Justice Schabas also rejected IBM’s argument that at the time of dismissal Nagpal’s employment had been frustrated. He declined to give any weight to the fact that Nagpal continued to be unemployed at the time of the motion. Instead, he reminded the parties that only evidence that was available at the time of the termination should be considered when addressing frustration. The justice found that there was insufficient evidence to prove that there was no reasonable prospect of Nagpal returning to work in the foreseeable future.
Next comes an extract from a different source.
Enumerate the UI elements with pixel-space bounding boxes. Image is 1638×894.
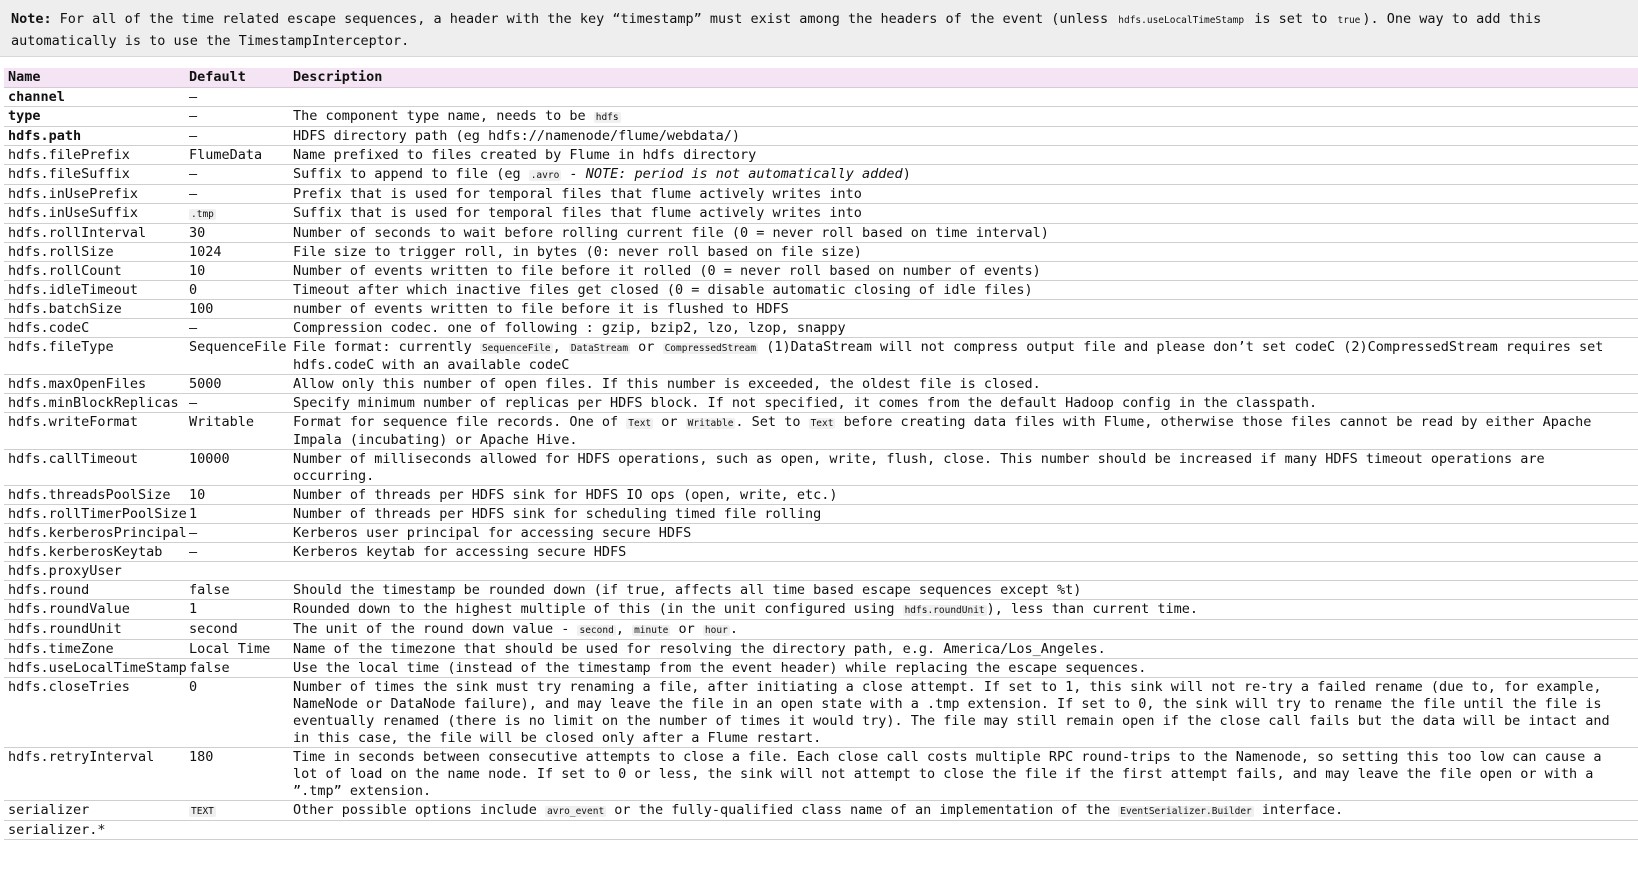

Accordingly, frustration was not made out entitling Nagpal to wrongful dismissal damages.

Key Takeaways

This decision reaffirms the law that a resignation must be “clear and unequivocal”. The burden of proving a resignation lies with the employer, and the courts appear to be placing a high burden on employers to ensure that any supposed resignations are truly clear and unequivocal. Employers must do their due diligence before taking the position that an employee has resigned. Proper documentation and procedures are essential in these situations. Particularly in cases where aging long-term employees may be waffling on when to retire, it is important to confirm these intentions in a clear fashion. Otherwise, employers may see themselves on the receiving end of a wrongful dismissal claim for significant notice periods.